Sull'altro lato della strada, l'unico lampione fendeva la nebbia a rischiarare una vetrina quadrata, con sopra il cartello SALI TABACCHI VALORI BOLLATI. Accanto c'era il distributore di sigarette, più uno di bibite, che le lampadine all'interno facevano sembrare quasi una visione religiosa. Lo Spirito Santo degli astemi e la redenzione della nausea da sbronza.

"Là ce l'hanno una Coca?"

"Ti farebbe meglio la stricnina - disse Francesco - ma ti sei vomitato l'anima e a stomaco vuoto sulla mia macchina non ci sali. Dài, vieni."

Luca seguì l'amico, migliore amico dal liceo, stessa facoltà universitaria, stesso semestre di laurea. 

Luca era quello che sapeva divertirsi, Francesco era quello che sapeva quando smettere di divertirsi, e la somma di questi due talenti li rendeva inseparabili. Condividevano tutto, gli studi, gli amici. Una volta, per un certo periodo, avevano condiviso anche la ragazza. Era finita quando lei si era accorta di non essere il vertice di quel triangolo cornificatorio, e li aveva mandati al diavolo riempiendoli di insulti.

"Che paese è questo?" chiese, mentre Francesco infilava monetine nel distributore. Il rumore degli spiccioli che cadeva era così forte da rimbombargli nella testa, e sembrava che, a parte loro due, la strada fosse deserta. Il bar della piazza era chiuso, con la serranda abbassata. Il rumore della lattina che cadeva nel vano gli parve un'esplosione.

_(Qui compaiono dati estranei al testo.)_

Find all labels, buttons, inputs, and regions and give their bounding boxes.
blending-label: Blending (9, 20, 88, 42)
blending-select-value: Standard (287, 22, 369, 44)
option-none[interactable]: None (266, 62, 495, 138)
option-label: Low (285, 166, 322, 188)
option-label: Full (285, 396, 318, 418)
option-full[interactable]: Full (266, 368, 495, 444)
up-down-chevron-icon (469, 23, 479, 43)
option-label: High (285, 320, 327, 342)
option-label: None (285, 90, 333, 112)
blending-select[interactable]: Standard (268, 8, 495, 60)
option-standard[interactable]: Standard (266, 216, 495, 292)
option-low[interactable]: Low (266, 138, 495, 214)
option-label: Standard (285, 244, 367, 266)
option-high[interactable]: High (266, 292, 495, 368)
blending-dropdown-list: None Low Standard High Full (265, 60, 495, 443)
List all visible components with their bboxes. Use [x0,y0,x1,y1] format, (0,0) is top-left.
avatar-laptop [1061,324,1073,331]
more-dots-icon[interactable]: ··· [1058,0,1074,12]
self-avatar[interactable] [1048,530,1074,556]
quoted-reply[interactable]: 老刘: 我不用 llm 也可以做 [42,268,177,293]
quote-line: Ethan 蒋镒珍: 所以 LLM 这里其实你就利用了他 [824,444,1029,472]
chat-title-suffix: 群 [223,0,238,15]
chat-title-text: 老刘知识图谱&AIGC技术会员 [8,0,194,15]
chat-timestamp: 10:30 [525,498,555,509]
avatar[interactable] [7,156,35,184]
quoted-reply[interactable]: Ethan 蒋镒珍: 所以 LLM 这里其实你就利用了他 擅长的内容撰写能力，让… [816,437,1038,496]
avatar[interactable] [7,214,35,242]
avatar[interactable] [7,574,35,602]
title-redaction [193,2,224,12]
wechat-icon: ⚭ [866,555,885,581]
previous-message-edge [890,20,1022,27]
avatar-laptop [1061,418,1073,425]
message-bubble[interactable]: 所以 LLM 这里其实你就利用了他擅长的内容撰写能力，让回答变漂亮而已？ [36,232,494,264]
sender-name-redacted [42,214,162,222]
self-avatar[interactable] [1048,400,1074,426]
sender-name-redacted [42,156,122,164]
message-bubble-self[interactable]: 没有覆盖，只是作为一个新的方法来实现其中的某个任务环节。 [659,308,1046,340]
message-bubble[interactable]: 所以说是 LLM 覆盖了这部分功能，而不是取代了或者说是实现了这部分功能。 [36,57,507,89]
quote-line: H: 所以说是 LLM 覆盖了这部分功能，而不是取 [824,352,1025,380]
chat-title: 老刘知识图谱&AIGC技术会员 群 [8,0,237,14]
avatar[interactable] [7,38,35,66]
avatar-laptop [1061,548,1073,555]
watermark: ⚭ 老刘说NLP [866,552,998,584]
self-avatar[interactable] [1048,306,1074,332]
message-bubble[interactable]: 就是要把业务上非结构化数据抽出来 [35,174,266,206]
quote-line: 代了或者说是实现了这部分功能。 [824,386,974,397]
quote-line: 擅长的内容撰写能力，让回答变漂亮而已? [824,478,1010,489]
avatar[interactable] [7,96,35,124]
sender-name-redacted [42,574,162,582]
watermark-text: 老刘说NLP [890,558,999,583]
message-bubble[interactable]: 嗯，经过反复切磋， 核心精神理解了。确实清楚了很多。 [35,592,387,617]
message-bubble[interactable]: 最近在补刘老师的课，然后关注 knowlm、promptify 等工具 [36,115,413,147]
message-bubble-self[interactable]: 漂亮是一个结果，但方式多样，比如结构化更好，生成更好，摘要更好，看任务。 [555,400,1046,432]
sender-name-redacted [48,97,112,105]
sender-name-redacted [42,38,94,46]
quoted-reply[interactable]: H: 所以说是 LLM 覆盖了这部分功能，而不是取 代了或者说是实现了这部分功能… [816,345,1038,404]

"Sembra la terra dei fantasmi."

"Beh, siamo a tema, no?" Tirò fuori il cellulare. "Uuh, siamo nell'ora prima dell'alba, guarda che figata la luna nera del desktop!" Francesco aveva la mania di scaricarsi tutte le app più assurde, e visto che era Halloween, non aveva potuto rinunciare a quella che segnava la mezzanotte e il momento in cui gli spiriti tornavano sulla terra (uno per ogni ora), con tanto di icone tematiche. 

Gli mostrò la zucca diabolica che ghignava dal display. "Sì, è il momento perfetto per vedere i morti che resuscitano a molestare i vivi. Grande!"

"La pianti con le cazzate? Dove siamo?"

Francesco gli porse la lattina di Coca. "Dopo Calavi, una frazione. A quest'ora dormono tutti, che vuoi che facciano in giro, in 'sto mortorio. Mi pare che Lucia sia del posto, e quella non è un fantasma di sicuro." Mimò con le dita due cose grosse e soffici.

"A Lucia." brindò Luca, alzando la lattina con solennità sbronza.

Stava chiedendosi se avesse coordinazione sufficiente per accartocciare l'alluminio e lanciarlo dentro il lavatoio, quando sentirono un rombo di motore. Un'automobile superò la nebbia, passò oltre la piazzetta e sparì nella campagna.

"Bù." commentò Francesco. "Guarda, c'è anche il gatto nero."

Indicò col pollice un micione che, sulle erbacce dell'aiuola spartitraffico, si lisciava il pelo. Doveva essere domestico, perché quando si accorse della loro attenzione, inarcò la schiena, raddrizzò la coda e trotterellò deciso verso gli esseri umani. 

La Coca stava calmando un po' il magma che Luca aveva nello stomaco. Ah, sollievo. Francesco accarezzò il gatto, che si strusciava sull'uno e sull'altro, ronfando fusa sonore.